Wir tun was der Mann sagt und setzen uns auf die klapprigen, alten Stühle, welche sich in dem Raum befinden. Vor uns ist ein Tisch aufgestellt und eine Tafel befindet sich dahinter auf der Regeln mit Kreide geschrieben wurde. Bekommen wir jetzt eine Privatstunde über die Regeln oder was?
Der Raum ist heller, als der von gestern, in dem wir den Vertrag unterschrieben haben. Man hat von hier oben sogar einen ganz guten Überblick über das Gelände.
Der Mann setzt sich vor uns auf den Tisch und guckt uns an. „Nun, ich werde euch die Regeln und alles wichtige über Mountry erzählen. Ihr müsst sehr genau zuhören, denn ich werde mich nicht wiederholen und ihr werdet am Ende sehen, was passiert, wenn ihr die Regeln vergesst , und sie somit bricht." Seine Stimme klingt freundlicher, im Gegensatz zu den anderen Männern, aber sie wirkt immer noch einschüchternd. Er trägt außerdem hier drin keine Mütze und hat auch nur zwei Abzeichen. Ich fühle mich bei ihm etwas entspannter, als bei den anderen.
Der Offiziersmann geht um den Tisch und stellt sich vor die Tafel. „Die Regeln!", beginnt er wieder, „Es gibt vieles, was ihr beachten müsst. Zuerst einmal sind wir ja hier in Sektor 6 und somit wisst ihr über eure Aufgaben bescheid und deshalb-"
Unwissend guckender sieben uns alle verwirrt an und man hört Alina, Lucy und Dennis leise reden. Ich gucke die drei fragend an, doch sie zucken nur die Schultern.
"Was ist hier los?", fragt der Mann nun mit etwas strengerer Stimmt.
"Verzeihung Herr..."
"Woodler"
"...Woodler, aber wir haben keinerlei Anweisungen bekommen. Wir wissen nicht, weshalb wir hier sind, was wir hier machen sollen oder was überhaupt Sektoren sind, geschweige von den Aufgaben, die Sie gerade erwähnt haben.", weißt Jennifer ihn in einem ruhigen Ton drauf hin. Sie findet immer die richtigen Worte. Ich könnte nie so formell sprechen, wie sie.
„Ihr wisst wirklich gar nichts?", fragt Herr Woodler verwirrt und zieht eine Augenbraue nach oben. Wir schütteln alle unseren Kopf. Er schnauft einmal durch, bis er sein angeschriebenes Wort wegwischt.
„Nun gut. Dann fangen wir halt ganz von vorne an. Wisst ihr denn wie der Ort hier heißt?"
„Mountry, wenn ich Sir Hambols richtig verstanden habe.", antwortet Jennifer wieder. Man merkt ihr mal wieder sehr deutlich an, dass sie der Streber in der Klasse war.
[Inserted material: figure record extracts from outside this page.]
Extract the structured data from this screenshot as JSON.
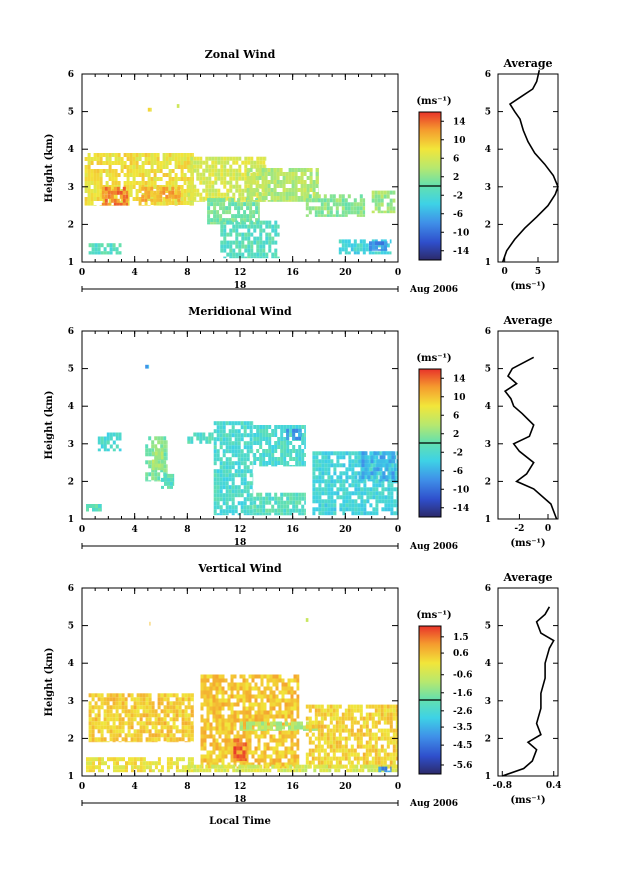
{
  "figure": {
    "x_axis_label": "Local Time",
    "date_label": "Aug 2006",
    "day_label": "18",
    "y_axis_label": "Height (km)",
    "unit_label": "(ms⁻¹)"
  },
  "chart_data": [
    {
      "type": "heatmap",
      "title": "Zonal Wind",
      "xlabel": "",
      "ylabel": "Height (km)",
      "xlim": [
        0,
        24
      ],
      "ylim": [
        1,
        6
      ],
      "x_ticks": [
        "0",
        "4",
        "8",
        "12",
        "16",
        "20",
        "0"
      ],
      "y_ticks": [
        "1",
        "2",
        "3",
        "4",
        "5",
        "6"
      ],
      "colorbar": {
        "unit": "(ms⁻¹)",
        "min": -16,
        "max": 16,
        "tick_labels": [
          "14",
          "10",
          "6",
          "2",
          "-2",
          "-6",
          "-10",
          "-14"
        ],
        "tick_values": [
          14,
          10,
          6,
          2,
          -2,
          -6,
          -10,
          -14
        ]
      },
      "regions": [
        {
          "x0": 0.2,
          "x1": 8.5,
          "y0": 2.5,
          "y1": 3.9,
          "value": 8
        },
        {
          "x0": 1.5,
          "x1": 3.5,
          "y0": 2.5,
          "y1": 3.0,
          "value": 13
        },
        {
          "x0": 4.5,
          "x1": 7.5,
          "y0": 2.6,
          "y1": 3.0,
          "value": 11
        },
        {
          "x0": 8.0,
          "x1": 14.0,
          "y0": 2.6,
          "y1": 3.8,
          "value": 6
        },
        {
          "x0": 9.5,
          "x1": 13.5,
          "y0": 2.0,
          "y1": 2.7,
          "value": 1
        },
        {
          "x0": 10.5,
          "x1": 15.0,
          "y0": 1.1,
          "y1": 2.1,
          "value": -1
        },
        {
          "x0": 12.5,
          "x1": 18.0,
          "y0": 2.6,
          "y1": 3.5,
          "value": 4
        },
        {
          "x0": 17.0,
          "x1": 21.5,
          "y0": 2.2,
          "y1": 2.8,
          "value": 2
        },
        {
          "x0": 19.5,
          "x1": 23.5,
          "y0": 1.2,
          "y1": 1.6,
          "value": -3
        },
        {
          "x0": 21.8,
          "x1": 23.2,
          "y0": 1.3,
          "y1": 1.55,
          "value": -8
        },
        {
          "x0": 22.0,
          "x1": 23.8,
          "y0": 2.3,
          "y1": 2.9,
          "value": 3
        },
        {
          "x0": 0.5,
          "x1": 3.0,
          "y0": 1.2,
          "y1": 1.5,
          "value": -1
        },
        {
          "x0": 5.0,
          "x1": 5.3,
          "y0": 5.0,
          "y1": 5.1,
          "value": 8
        },
        {
          "x0": 7.2,
          "x1": 7.4,
          "y0": 5.1,
          "y1": 5.2,
          "value": 6
        }
      ],
      "average_profile": {
        "title": "Average",
        "xlabel": "(ms⁻¹)",
        "xlim": [
          -1,
          8
        ],
        "x_ticks": [
          0,
          5
        ],
        "y": [
          1.0,
          1.3,
          1.6,
          1.9,
          2.2,
          2.5,
          2.8,
          3.0,
          3.3,
          3.6,
          3.9,
          4.2,
          4.5,
          4.8,
          5.0,
          5.2,
          5.4,
          5.6,
          5.8,
          6.1
        ],
        "x": [
          -0.3,
          0.3,
          1.5,
          3.0,
          4.8,
          6.5,
          7.6,
          8.0,
          7.3,
          6.0,
          4.5,
          3.5,
          2.8,
          2.3,
          1.5,
          0.8,
          2.5,
          4.2,
          4.8,
          5.2
        ]
      }
    },
    {
      "type": "heatmap",
      "title": "Meridional Wind",
      "xlabel": "",
      "ylabel": "Height (km)",
      "xlim": [
        0,
        24
      ],
      "ylim": [
        1,
        6
      ],
      "x_ticks": [
        "0",
        "4",
        "8",
        "12",
        "16",
        "20",
        "0"
      ],
      "y_ticks": [
        "1",
        "2",
        "3",
        "4",
        "5",
        "6"
      ],
      "colorbar": {
        "unit": "(ms⁻¹)",
        "min": -16,
        "max": 16,
        "tick_labels": [
          "14",
          "10",
          "6",
          "2",
          "-2",
          "-6",
          "-10",
          "-14"
        ],
        "tick_values": [
          14,
          10,
          6,
          2,
          -2,
          -6,
          -10,
          -14
        ]
      },
      "regions": [
        {
          "x0": 1.2,
          "x1": 3.0,
          "y0": 2.8,
          "y1": 3.3,
          "value": -2
        },
        {
          "x0": 4.8,
          "x1": 6.5,
          "y0": 2.0,
          "y1": 3.2,
          "value": 1
        },
        {
          "x0": 5.3,
          "x1": 6.2,
          "y0": 2.3,
          "y1": 2.9,
          "value": 3
        },
        {
          "x0": 6.0,
          "x1": 7.0,
          "y0": 1.8,
          "y1": 2.2,
          "value": -1
        },
        {
          "x0": 10.0,
          "x1": 13.0,
          "y0": 1.1,
          "y1": 3.6,
          "value": -2
        },
        {
          "x0": 8.0,
          "x1": 10.0,
          "y0": 3.0,
          "y1": 3.3,
          "value": -1
        },
        {
          "x0": 13.0,
          "x1": 17.0,
          "y0": 1.1,
          "y1": 1.7,
          "value": -1
        },
        {
          "x0": 13.0,
          "x1": 17.0,
          "y0": 2.4,
          "y1": 3.5,
          "value": -2
        },
        {
          "x0": 15.5,
          "x1": 16.7,
          "y0": 3.1,
          "y1": 3.4,
          "value": -7
        },
        {
          "x0": 17.5,
          "x1": 24.0,
          "y0": 1.1,
          "y1": 2.8,
          "value": -3
        },
        {
          "x0": 21.0,
          "x1": 23.8,
          "y0": 2.0,
          "y1": 2.8,
          "value": -6
        },
        {
          "x0": 0.3,
          "x1": 1.5,
          "y0": 1.2,
          "y1": 1.4,
          "value": -1
        },
        {
          "x0": 4.8,
          "x1": 5.1,
          "y0": 5.0,
          "y1": 5.1,
          "value": -6
        }
      ],
      "average_profile": {
        "title": "Average",
        "xlabel": "(ms⁻¹)",
        "xlim": [
          -3.5,
          0.7
        ],
        "x_ticks": [
          -2,
          0
        ],
        "y": [
          1.0,
          1.4,
          1.8,
          2.0,
          2.2,
          2.5,
          2.8,
          3.0,
          3.2,
          3.5,
          3.8,
          4.0,
          4.2,
          4.4,
          4.6,
          4.8,
          5.0,
          5.3
        ],
        "x": [
          0.6,
          0.2,
          -1.0,
          -2.2,
          -1.5,
          -1.0,
          -2.0,
          -2.4,
          -1.3,
          -1.0,
          -1.8,
          -2.4,
          -2.6,
          -3.0,
          -2.2,
          -2.8,
          -2.5,
          -1.0
        ]
      }
    },
    {
      "type": "heatmap",
      "title": "Vertical Wind",
      "xlabel": "Local Time",
      "ylabel": "Height (km)",
      "xlim": [
        0,
        24
      ],
      "ylim": [
        1,
        6
      ],
      "x_ticks": [
        "0",
        "4",
        "8",
        "12",
        "16",
        "20",
        "0"
      ],
      "y_ticks": [
        "1",
        "2",
        "3",
        "4",
        "5",
        "6"
      ],
      "colorbar": {
        "unit": "(ms⁻¹)",
        "min": -6.1,
        "max": 2.1,
        "tick_labels": [
          "1.5",
          "0.6",
          "-0.6",
          "-1.6",
          "-2.6",
          "-3.5",
          "-4.5",
          "-5.6"
        ],
        "tick_values": [
          1.5,
          0.6,
          -0.6,
          -1.6,
          -2.6,
          -3.5,
          -4.5,
          -5.6
        ]
      },
      "regions": [
        {
          "x0": 0.5,
          "x1": 8.5,
          "y0": 1.9,
          "y1": 3.2,
          "value": 0.4
        },
        {
          "x0": 0.3,
          "x1": 8.5,
          "y0": 1.1,
          "y1": 1.5,
          "value": 0.0
        },
        {
          "x0": 9.0,
          "x1": 16.5,
          "y0": 1.2,
          "y1": 3.7,
          "value": 0.5
        },
        {
          "x0": 11.5,
          "x1": 12.5,
          "y0": 1.4,
          "y1": 2.0,
          "value": 1.8
        },
        {
          "x0": 12.0,
          "x1": 18.0,
          "y0": 2.2,
          "y1": 2.45,
          "value": -1.0
        },
        {
          "x0": 17.0,
          "x1": 24.0,
          "y0": 1.2,
          "y1": 2.9,
          "value": 0.3
        },
        {
          "x0": 8.0,
          "x1": 24.0,
          "y0": 1.1,
          "y1": 1.3,
          "value": -0.4
        },
        {
          "x0": 22.5,
          "x1": 23.5,
          "y0": 1.1,
          "y1": 1.25,
          "value": -4.0
        },
        {
          "x0": 4.9,
          "x1": 5.2,
          "y0": 5.0,
          "y1": 5.1,
          "value": 0.2
        },
        {
          "x0": 17.0,
          "x1": 17.2,
          "y0": 5.1,
          "y1": 5.2,
          "value": -0.3
        }
      ],
      "average_profile": {
        "title": "Average",
        "xlabel": "(ms⁻¹)",
        "xlim": [
          -0.9,
          0.5
        ],
        "x_ticks_labels": [
          "-0.8",
          "0.4"
        ],
        "x_ticks": [
          -0.8,
          0.4
        ],
        "y": [
          1.0,
          1.2,
          1.4,
          1.7,
          1.9,
          2.1,
          2.4,
          2.8,
          3.2,
          3.6,
          4.0,
          4.4,
          4.6,
          4.8,
          5.1,
          5.3,
          5.5
        ],
        "x": [
          -0.8,
          -0.3,
          -0.1,
          0.0,
          -0.2,
          0.1,
          0.0,
          0.1,
          0.1,
          0.2,
          0.2,
          0.3,
          0.4,
          0.1,
          0.0,
          0.2,
          0.3
        ]
      }
    }
  ]
}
„Sehr wohl! Verrätst du mir deinen Namen?"
„Jennifer."
„Ich mag deine Sprechweise, Jennifer. So wirst du hier weit kommen!" Er gibt ihr ein kleines Lächeln und schreibt Mountry an die Tafel. Trotz unserer Situation kann ich sehen, wie stolz Jennifer wegen diesem Kompliment ist. „Also wir befinden uns hier in Mountry, wo genau das ist darf ich allerdings nicht verraten. Das müsst ihr aber auch nicht wissen. Mountry ist aufgeteilt in 12 Sektoren. Ihr befindet euch in Sektor 6, was sehr großzügig von dem Maestro ist, denn normalerweise kommen Neulinge erst nach 11. Das ist sogar eher gesagt ein Experiment von unserem Maestro. Ihr solltet diese Chance sehr gut nutzen, allerdings wird besonders wegen dieser Chance auf euch geachtet. Deshalb, wie schon gesagt, gut aufpassen!"
„Wer ist der Maestro?", platze ich heraus. Zuerst ein Meister und jetzt auch noch ein Maestro dazu? Die wollen mich doch verarschen!
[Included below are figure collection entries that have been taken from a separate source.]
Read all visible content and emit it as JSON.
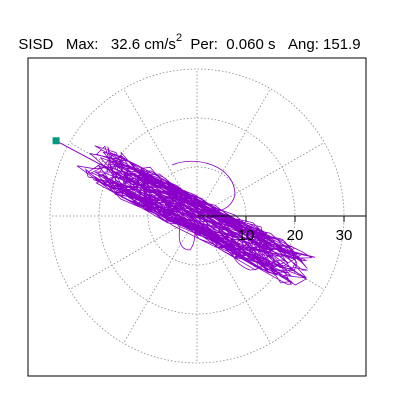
{
  "header": {
    "station": "SISD",
    "max_label": "Max:",
    "max_value": "32.6 cm/s",
    "max_exp": "2",
    "per_label": "Per:",
    "per_value": "0.060 s",
    "ang_label": "Ang:",
    "ang_value": "151.9"
  },
  "plot": {
    "ring_tick_labels": [
      "10",
      "20",
      "30"
    ],
    "ring_values": [
      10,
      20,
      30
    ],
    "spoke_angles_deg": [
      0,
      30,
      60,
      90,
      120,
      150,
      180,
      210,
      240,
      270,
      300,
      330
    ],
    "max_radius_value": 30,
    "trace_color": "#8a00c8",
    "marker_color": "#00997a",
    "grid_color": "#888888",
    "peak_angle_deg": 151.9,
    "peak_amplitude": 32.6
  }
}
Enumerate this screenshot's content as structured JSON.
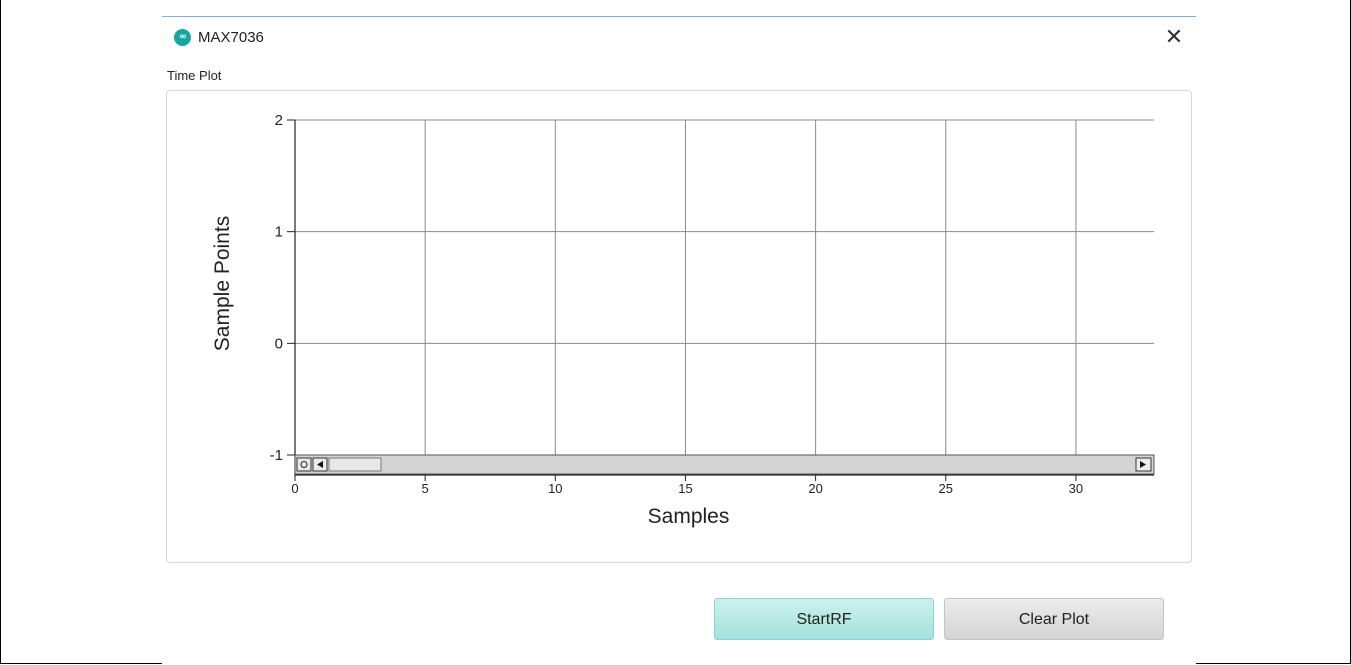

„Ihr habt noch nichts von ihm gehört?"
„Wir kennen nur den Meister.", antwortet Dennis und an seinem Gesichtsausdruck kann man die Erinnerung an gestern erkennen.
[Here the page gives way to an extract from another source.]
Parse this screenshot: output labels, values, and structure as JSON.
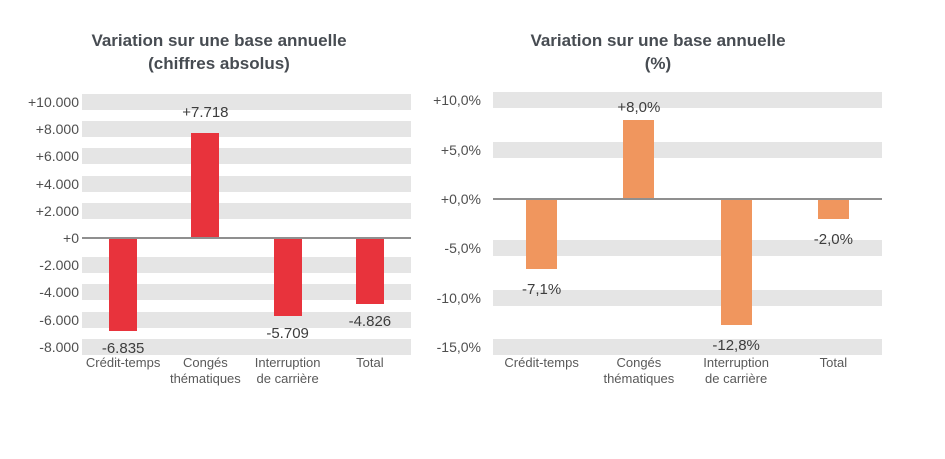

„Nun, der Maestro ist der Oberhaupt von Mountry. Niemand ist mächtiger und wichtiger als er. Der Meister ist sein Sohn, welcher unter dem Maestro steht. Das sind die beiden wichtigsten Personen in Mountry. Dazu gibt es noch wichtige Offiziersmänner, wie zum Beispiel Sir Hambols, aber der Maestro und der Meister sind die wichtigsten. Ihr solltet euch deshalb auf keinen Fall mit einem von den beiden anlegen!", spricht Herr Woodler in ernstem Ton und schreibt Maestro und Meister an die Tafel. Bei seinem letzten Satz musste ich ein bisschen schmunzeln, denn Alina hat sich schon schließlich mit dem Meister angelegt.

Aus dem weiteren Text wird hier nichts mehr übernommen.